Current research is revealing the scope of impact that chronobiology has on a range of diseases. These vary from cancer and cardiac disorders to allergies and arthritis. They highlight epidemiological data and clinical trials indicating the significance of prescribing medication at specific times. One research article published in The Scientist, titled “Circadian Rhythms Influence Treatment Effects”, has demonstrated that timing medications to the body’s internal clock could improve their efficacy and even reduce side effects. The research uncovers biological details of the molecular intricacies of cellular rhythms and the circadian clock’s influence on medications.

The importance of taking medication at prescribed times is emphasized. Here’s why: “For many years, doctors believed that it didn’t really matter when a patient took medicine, but, as we are now learning, that isn’t entirely true. All people are subject to natural daily rhythms that affect our biology, including our ability to metabolize drugs”. (study.com/academy/lesson/chronobiology-definition-examples).

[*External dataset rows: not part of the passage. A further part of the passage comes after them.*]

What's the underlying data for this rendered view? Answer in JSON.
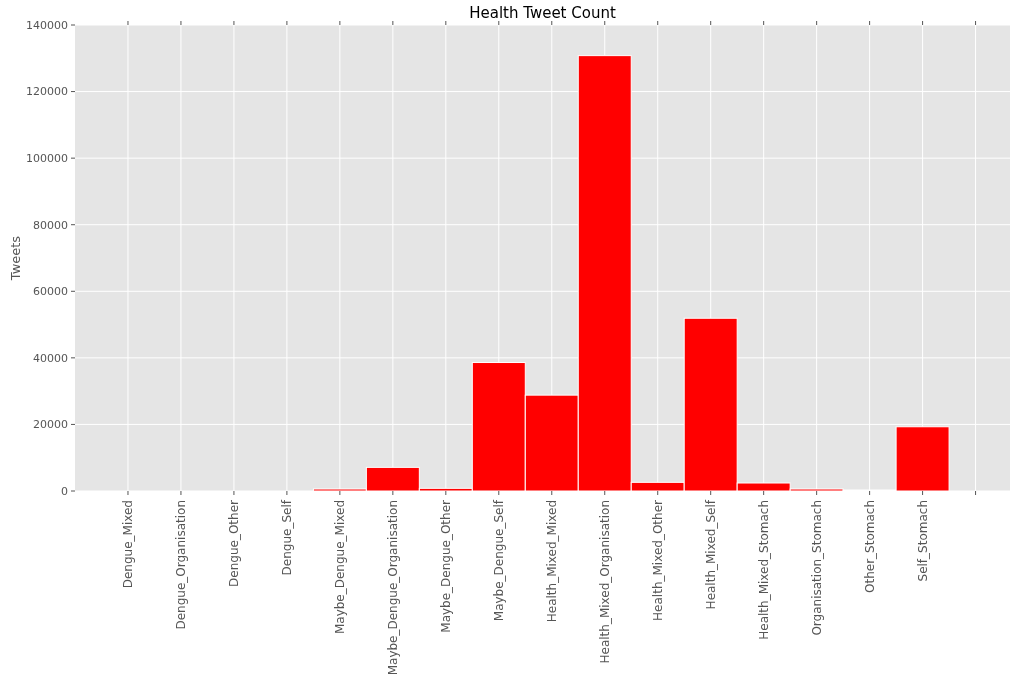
{
  "chart_data": {
    "type": "bar",
    "title": "Health Tweet Count",
    "ylabel": "Tweets",
    "categories": [
      "Dengue_Mixed",
      "Dengue_Organisation",
      "Dengue_Other",
      "Dengue_Self",
      "Maybe_Dengue_Mixed",
      "Maybe_Dengue_Organisation",
      "Maybe_Dengue_Other",
      "Maybe_Dengue_Self",
      "Health_Mixed_Mixed",
      "Health_Mixed_Organisation",
      "Health_Mixed_Other",
      "Health_Mixed_Self",
      "Health_Mixed_Stomach",
      "Organisation_Stomach",
      "Other_Stomach",
      "Self_Stomach",
      null
    ],
    "values": [
      0,
      0,
      0,
      0,
      600,
      7100,
      800,
      38600,
      28800,
      130800,
      2600,
      51900,
      2400,
      600,
      300,
      19300,
      null
    ],
    "color": "#ff0000",
    "ylim": [
      0,
      140000
    ],
    "yticks": [
      0,
      20000,
      40000,
      60000,
      80000,
      100000,
      120000,
      140000
    ],
    "grid": true
  }
}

Some interesting research has emerged from studies in the UK. Researchers at the University of Birmingham undertook studies over three winters, starting in 2011. Study subjects over the age of 65 were invited to attend clinics for a seasonal influenza vaccination at specific times of day – either between 9 and 11am or between 3 and 5pm. Blood tests from 300 individuals were taken a month later and revealed that higher levels of antibodies were present if they had received their vaccination in the morning. (J.E.Long etc, Morning vaccination enhances antibody responses over afternoon vaccination: a cluster-randomized trial.

Lead author Anna Philipps Whittaker concludes that the results suggest that daily rhythms of people’s bodies made the vaccine more efficient. Drawing on previous studies, Whittaker explains that many hormones and immune signals are produced rhythmically in 24-hour cycles. For example, cortisol, known to suppress inflammation and regulate certain T-cell-mediated immune responses, peaks early in the morning and declines as the day progresses. (J.E.Long etc, as above)

Phillips observed that other facets of the immune system undergo similar cycles that could underlie the differences in antibody responses among people receiving the flu vaccine. Francis Levi, an oncologist working at Warwick Medical School, states: “When you give a medication, you always know the dose. We have found that the timing is sometimes more important than the dose”. (nature.com/articles/d41586-018-04600-8)

ACTION: If you are taking prescription medication, be sure that it is taken at the prescribed times!